Leben in Siebenbürgen Aus dem Rheinland nach Rumänien

TROISDORF · Christian Wilhelm Roth zieht es auf den Spuren seiner Familie nach Siebenbürgen. Der junge Troisdorfer will sein Studium in Cluj, dem früheren Klausenburg, fortsetzen.

 Christian Wilhelm Roth hat von seinem Praktikum Bilder aus Rumänien mitgebracht.

Christian Wilhelm Roth hat von seinem Praktikum Bilder aus Rumänien mitgebracht.

Foto: Martin Wein

Unbeschadet von den Nachrichten aus der Ukraine oder der Türkei blüht der Osten der Europäischen Union auf. Der Troisdorfer Christian Wilhelm Roth möchte daran teilhaben. Nach der Abgabe seiner Bachelor-Arbeit zieht der 23-Jährige nach Rumänien. „Ich habe mich verliebt in dieses wunderschöne Land“, sagt er.

Die meisten Studierenden zieht es für Praktika oder Auslandssemester nach wie vor in den englischsprachigen Raum oder nach Frankreich. Christian Roth findet es im Osten Europas gerade viel spannender. „Städte wie Cluj in Siebenbürgen – ehemals Klausenburg – sind nicht nur aufwendig wieder aufgebaut, sondern auch voller Kultur, Leben und junger Leute.“ 100 000 von insgesamt 330 000 Einwohnern seien Studierende der sechs Hochschulen.

Von der alten Tristesse während des kommunistischen Regimes unter Nicolae Ceausescu sei wenig geblieben bis auf dessen riesigen Protzpalast in Bukarest, nach dem Pentagon bis dato das größte Regierungsgebäude der Welt. Gerade hat Roth das Land und seine Arbeitsbedingungen bei einem zwei-monatigen Praktikum bei einem großen deutschen Unternehmen in Sibiu und Bukarest näher kennengelernt und in der Freizeit auch die mächtigen Kirchenburgen, die Passstraßen der Karpaten, das üppig grüne Donau-Delta und die Welterbe-Klöster an der Moldau besucht.

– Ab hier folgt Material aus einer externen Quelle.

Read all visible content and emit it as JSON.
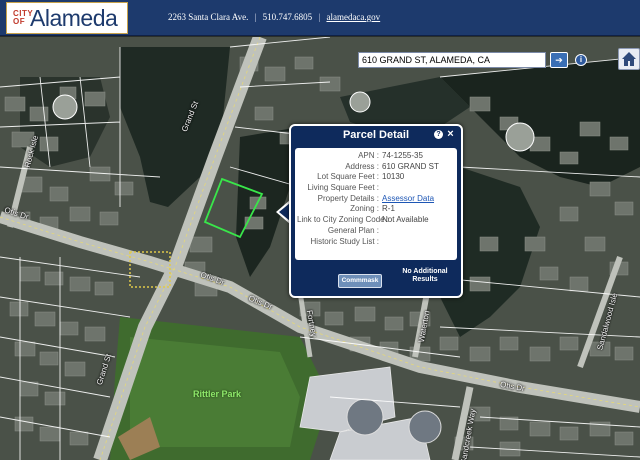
{
  "header": {
    "logo_prefix": "CITY OF",
    "logo_name": "Alameda",
    "address": "2263 Santa Clara Ave.",
    "phone": "510.747.6805",
    "website": "alamedaca.gov",
    "separator": "|",
    "brand_color": "#1d3a6d"
  },
  "search": {
    "value": "610 GRAND ST, ALAMEDA, CA",
    "button_icon": "arrow-right-icon",
    "help_icon": "info-icon",
    "home_icon": "home-icon"
  },
  "popup": {
    "title": "Parcel Detail",
    "help_glyph": "?",
    "close_glyph": "×",
    "fields": [
      {
        "key": "APN :",
        "value": "74-1255-35"
      },
      {
        "key": "Address :",
        "value": "610 GRAND ST"
      },
      {
        "key": "Lot Square Feet :",
        "value": "10130"
      },
      {
        "key": "Living Square Feet :",
        "value": ""
      },
      {
        "key": "Property Details :",
        "value": "Assessor Data"
      },
      {
        "key": "Zoning :",
        "value": "R-1"
      },
      {
        "key": "Link to City Zoning Code :",
        "value": "Not Available"
      },
      {
        "key": "General Plan :",
        "value": ""
      },
      {
        "key": "Historic Study List :",
        "value": ""
      }
    ],
    "comm_button": "Commmask",
    "no_results": "No Additional Results"
  },
  "map_labels": {
    "grand_st_upper": "Grand St",
    "grand_st_lower": "Grand St",
    "otis_dr_left": "Otis Dr",
    "otis_dr_mid": "Otis Dr",
    "otis_dr_mid2": "Otis Dr",
    "otis_dr_right": "Otis Dr",
    "rock_isle": "Rock Isle",
    "waterton": "Waterton",
    "sandalwood": "Sandalwood Isle",
    "sandcreek": "Sandcreek Way",
    "fortney": "Fortney",
    "park": "Rittler Park"
  },
  "colors": {
    "parcel_highlight": "#39e64a",
    "popup_bg": "#0e2a5c",
    "park": "#8fe86a"
  }
}
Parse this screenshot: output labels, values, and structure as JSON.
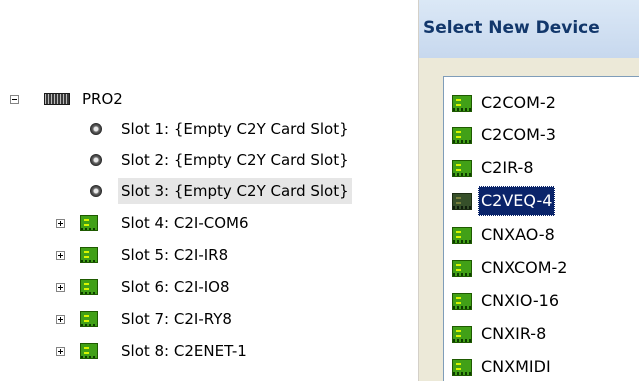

Das Interesse an Rumänien kommt nicht von ungefähr. Roths Eltern stammen aus Hunedoara – zu Deutsch Eisenmarkt – einer Plattenbaustadt in Siebenbürgen. Ende der 1970er-Jahre floh die Familie seines Vaters in einem Lastwagen mit doppelter Wand über die Türkei in den Westen. Seine Mutter kam nach der Wende nach Deutschland. 1992 wurde Christian in Troisdorf geboren, machte in Bonn Abitur und studierte bis zum Sommer in Siegen Wirtschaftsrecht.

Zwar lernte er in der Familie und auf einigen Reisen zu den Großeltern auch Rumänisch. Sein Wunsch, dorthin zurückzukehren, löste aber erst einmal Ratlosigkeit aus. Schließlich haben die Eltern nicht vergessen, wie Machthaber Ceausescu seine Landsleute einst auf Sparkost setzte, Wasser, Strom und Fernsehen nur stundenweise erlaubte, um trotz der unrentablen Wirtschaft seine West-Kredite bedienen zu können.

Heute hat sich aus Roths Sicht vieles verbessert. Trotzdem verlässt er das Rheinland, das er als Heimat nicht missen möchte, keineswegs blauäugig. Als Thema seiner Bachelor-Arbeit hat er sich im Frühjahr für Rumäniens Transformation nach 1989 entschieden. Nach der Wende hätten sich Parteimitglieder aus der zweiten Reihe die Mehrzahl der Betriebe und Vermögen gesichert. Ein Spinnennetz aus Nepotismus und Korruption überziehe das Land noch heute, erzählt er.

Kommunalbeamte ließen sich von Unternehmen bestechen, die Infrastruktur sei zwar besser geworden, aber Autobahnen gebe es immer noch nur wenige. Die Waisenkinder würden heute deutlich besser versorgt. Und Straßenhunde sehe man kaum noch.

Aber viele Sinti und Roma fänden weiterhin keinen Anschluss an den Rest der Gesellschaft. Nun hofft Roth, dass der neue Staatspräsident Klaus Iohannis, vorher Bürgermeister von Sibiu (Hermannstadt in Siebenbürgen), mit dem Druck der EU für Veränderung sorgen wird. Erste Erfolge gegen die Korruption seien gemacht. Auch Roth will sich für die Entwicklung des Landes engagieren.

Er hat einen Job bei einer Privatstiftung gefunden, die deutsche Sprache und deutsches Kulturgut pflegt, zum Beispiel die vielen verfallenen Häuser der Siebenbürger Sachsen. Nur für zwei Klausuren möchte er im Januar noch einmal ins Rheinland kommen und anschließend vermutlich den Master in Rumänien anstreben.

In Cluj gibt es eine Rumänisch-Deutsch-Ungarische Universität. Die ist besonders bei deutschen Medizinstudenten beliebt, die den Numerus Clausus in Deutschland nicht erreicht haben. Aus der Welt sei er damit aber nicht, meint der Troisdorfer. Von Bukarest seien es schließlich nur zwei Flugstunden ins Rheinland.